The Ottoman Turks
The Southeastern Europe and Byzantine Empire were faced with Ottoman invasions at the same time when Europe was entering the Age of discoveries and explorations. The expansion of the Ottoman Turks who emerged on the ruins of Seljuk Sultanate at the end of the 13th century initially did not represent any greater threat but the Byzantine Empire greatly weakened after the Fall of Constantinople during the Fourth Crusade in 1204 was slowly falling in the Ottoman hands.
The first Byzantine villages and cities were conquered by the Ottomans during the rule of Osman I (1290-1326) who founded the Ottoman dynasty. Osman I also captured Bursa which was made capital by his successor Orhan I (1326-1362). In 1346, Orhan I supported John VI Cantacuzenus against the Byzantine Emperor John V Palaeologus, married Cantacuzenus’ daughter Theodora and gained permission to raid the Balkans. At the same time Orhan I captured Gallipoli and established a strong base for the future Ottoman conquests in the Balkans. Under his successor Murad I (1362-1389) the Ottomans conquered Thrace, Macedonia and severely defeated the coalition of Serbian lords in the Battle of Kosovo in 1389. However, Serbian noble Milos (K)Obilic tricked the Turks and assassinated Murad I during or after the battle.
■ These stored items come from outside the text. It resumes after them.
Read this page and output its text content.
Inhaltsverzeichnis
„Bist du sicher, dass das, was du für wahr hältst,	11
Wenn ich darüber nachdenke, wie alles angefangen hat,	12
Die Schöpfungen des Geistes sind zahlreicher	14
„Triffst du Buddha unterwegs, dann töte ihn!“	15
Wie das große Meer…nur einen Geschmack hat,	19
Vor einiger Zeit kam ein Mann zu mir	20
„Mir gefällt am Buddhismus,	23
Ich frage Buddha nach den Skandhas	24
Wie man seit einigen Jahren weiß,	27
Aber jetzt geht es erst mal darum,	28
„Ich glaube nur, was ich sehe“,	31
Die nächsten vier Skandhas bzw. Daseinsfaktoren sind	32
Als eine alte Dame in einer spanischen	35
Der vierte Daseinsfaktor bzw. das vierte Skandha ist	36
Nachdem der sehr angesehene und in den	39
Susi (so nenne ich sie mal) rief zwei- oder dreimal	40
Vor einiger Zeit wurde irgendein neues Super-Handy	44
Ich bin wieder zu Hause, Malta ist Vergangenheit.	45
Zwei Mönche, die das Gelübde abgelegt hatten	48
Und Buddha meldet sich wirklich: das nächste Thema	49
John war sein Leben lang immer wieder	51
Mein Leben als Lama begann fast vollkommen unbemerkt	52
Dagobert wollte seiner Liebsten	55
Murad I was succeeded by his son Bayazid I (1389-1402) who made the Ottoman Empire a major power. He extended the Ottoman dominion in Anatolia, annexed central and northern Macedonia, and conquered Bulgaria, Thessaly and eastern part of today’s Greece to Athens and Peloponnese. Ottoman territorial expansion in Europe was for a short period halted by the Mongol conqueror Timur (also called Timur Leng) who severely defeated the Ottoman forces in the Battle of Ankara in 1402. Bayazid was captured and died in Mongol captivity in the same year, while Ottoman Empire fell into an inner crisis until the accession of Mehmed I in 1413. His successor Murad II (1421-1451) spent his early years dealing with revolts and rivals to the throne but his later rule was marked by a new period of territorial expansion of the Ottoman Empire which reached its height under his successor Mehmed II the Conqueror.
Mehmed II the Conqueror (1451-1481) completed the Ottoman conquest of Asia Minor, conquered Constantinople in 1453 and subjugated Serbia (1459), Morea (1460), Bosnia (1463) and Albania (1467), while Wallachia and Crimean Khaganate were made Ottoman vassal states. By the end of the Middle Ages the Ottoman Empire emerged as a major world power and greatly influenced the future development of the Balkan Peninsula which fell under “the Turkish yoke”.